Artificial Intelligence is no longer experimental. Organizations are rapidly integrating Large Language Models (LLMs), Generative AI platforms, AI copilots, and intelligent automation into customer-facing applications, internal operations, cybersecurity tooling, and decision-making systems.
While AI adoption accelerates innovation, it also introduces an entirely new attack surface.
To successfully mitigate risk, security engineers must decouple the AI application stack into three distinct operational domains: Training Data, the AI Model Core, and the Application Input/Output (I/O) System. Each domain exhibits unique vulnerabilities and demands isolated security controls.
1. Training Data Domain
The integrity of an AI model is inextricably bound to its
training data. Attackers targeting this phase aim to manipulate downstream
model behaviour via data poisoning or to harvest sensitive intellectual property
embedded in the dataset.
- Data Provenance & Lineage: Implement cryptographic hashing and strict tracking of training corpus origins.
- Sanitisation
& Anonymisation: Deploy automated PII scrubbing, hashing, and
differential privacy filtering.
- Supply
Chain Validation: Conduct rigorous auditing of external third-party
datasets and open-source packages.
2. The AI Model Core
The model core represents the compiled intelligence of the
system.
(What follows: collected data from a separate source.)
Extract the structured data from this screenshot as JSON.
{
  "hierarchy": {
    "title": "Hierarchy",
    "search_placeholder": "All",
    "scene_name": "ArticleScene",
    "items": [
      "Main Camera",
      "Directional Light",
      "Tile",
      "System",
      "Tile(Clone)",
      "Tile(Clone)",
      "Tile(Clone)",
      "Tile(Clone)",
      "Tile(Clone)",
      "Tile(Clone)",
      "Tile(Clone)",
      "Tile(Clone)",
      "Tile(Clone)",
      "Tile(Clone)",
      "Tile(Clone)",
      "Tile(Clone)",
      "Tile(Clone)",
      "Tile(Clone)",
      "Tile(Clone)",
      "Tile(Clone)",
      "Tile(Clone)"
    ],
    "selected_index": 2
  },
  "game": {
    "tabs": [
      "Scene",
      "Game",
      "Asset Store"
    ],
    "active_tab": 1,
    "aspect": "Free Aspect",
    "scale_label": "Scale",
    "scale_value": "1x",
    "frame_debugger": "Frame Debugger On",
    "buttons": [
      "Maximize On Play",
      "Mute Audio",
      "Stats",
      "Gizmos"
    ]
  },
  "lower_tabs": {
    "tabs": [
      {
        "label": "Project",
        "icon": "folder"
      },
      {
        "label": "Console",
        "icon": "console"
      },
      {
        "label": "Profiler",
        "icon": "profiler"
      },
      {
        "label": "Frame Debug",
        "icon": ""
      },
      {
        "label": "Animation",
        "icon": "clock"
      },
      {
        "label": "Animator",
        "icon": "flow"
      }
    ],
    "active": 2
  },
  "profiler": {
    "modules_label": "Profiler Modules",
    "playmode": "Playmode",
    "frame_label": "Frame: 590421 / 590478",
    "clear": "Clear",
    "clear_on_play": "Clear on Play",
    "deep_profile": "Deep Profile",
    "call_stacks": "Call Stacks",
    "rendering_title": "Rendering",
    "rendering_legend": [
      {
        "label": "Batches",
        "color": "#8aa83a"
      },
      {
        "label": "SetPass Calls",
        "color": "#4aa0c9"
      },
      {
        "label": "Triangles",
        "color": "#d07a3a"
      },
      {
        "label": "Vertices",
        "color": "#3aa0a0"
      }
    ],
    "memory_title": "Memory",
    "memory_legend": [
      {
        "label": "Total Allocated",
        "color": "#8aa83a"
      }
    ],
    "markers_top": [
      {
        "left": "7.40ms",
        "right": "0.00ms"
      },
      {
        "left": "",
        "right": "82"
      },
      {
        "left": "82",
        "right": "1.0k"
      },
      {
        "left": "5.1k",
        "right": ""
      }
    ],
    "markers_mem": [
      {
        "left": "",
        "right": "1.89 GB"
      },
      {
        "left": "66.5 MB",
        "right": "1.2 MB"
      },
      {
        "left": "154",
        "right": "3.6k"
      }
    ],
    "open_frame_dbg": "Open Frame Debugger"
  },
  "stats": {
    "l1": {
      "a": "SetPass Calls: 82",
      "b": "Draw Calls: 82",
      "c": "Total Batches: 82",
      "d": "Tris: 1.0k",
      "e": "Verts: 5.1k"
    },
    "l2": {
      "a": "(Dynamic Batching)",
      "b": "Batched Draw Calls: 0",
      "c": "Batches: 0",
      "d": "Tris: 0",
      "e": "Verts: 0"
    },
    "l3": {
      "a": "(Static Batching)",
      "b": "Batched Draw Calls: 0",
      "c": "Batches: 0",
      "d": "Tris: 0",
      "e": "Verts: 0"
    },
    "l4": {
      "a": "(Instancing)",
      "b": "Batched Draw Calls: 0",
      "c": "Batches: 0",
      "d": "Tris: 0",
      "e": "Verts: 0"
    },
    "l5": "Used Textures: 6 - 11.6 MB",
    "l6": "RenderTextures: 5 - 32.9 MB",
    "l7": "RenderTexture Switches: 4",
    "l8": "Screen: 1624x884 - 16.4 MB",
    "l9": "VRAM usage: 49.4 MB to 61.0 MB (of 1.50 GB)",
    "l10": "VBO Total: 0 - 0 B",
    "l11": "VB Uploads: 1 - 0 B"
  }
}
If an attacker can manipulate the model weights or exploit
deserialization vulnerabilities in model formats (such as unpickling legacy
.pkl files), they gain complete control over system inference.
- Weights
& Artifact Integrity: Sign model weights cryptographically;
enforce strict Role-Based Access Control (RBAC) on model registries (such
as MLflow).
- Runtime
Isolation: Execute model inference inside ephemeral, network-isolated
sandboxes or secure containers.
- Inference
Rate-Limiting: Throttle requests to prevent side-channel inversion and
model extraction attacks.
3. Application Input/Output (I/O) System
The I/O system is the dynamic perimeter where users
interface with the LLM. It is the primary vector for runtime exploits such as
prompt injection. Because LLMs process instructions and data within the exact
same context window, a robust architecture must treat all inputs as untrusted
data strings.
- Prompt
Firewalls & Filters: Deploy heuristic and LLM-based guardrails
(e.g., NeMo Guardrails) to intercept adversarial prompts before they reach
the main context window.
- Contextual
Output Sanitisation: Validate, parse, and escape model outputs before
rendering them to user interfaces or passing them to downstream APIs.
- Least-Privilege
Tool Execution: Enforce absolute RBAC and tight token scoping on
downstream tools, web search plugins, and database agents.
Final Thoughts
AI is rapidly transforming enterprise technology, but
innovation without security creates significant business risk.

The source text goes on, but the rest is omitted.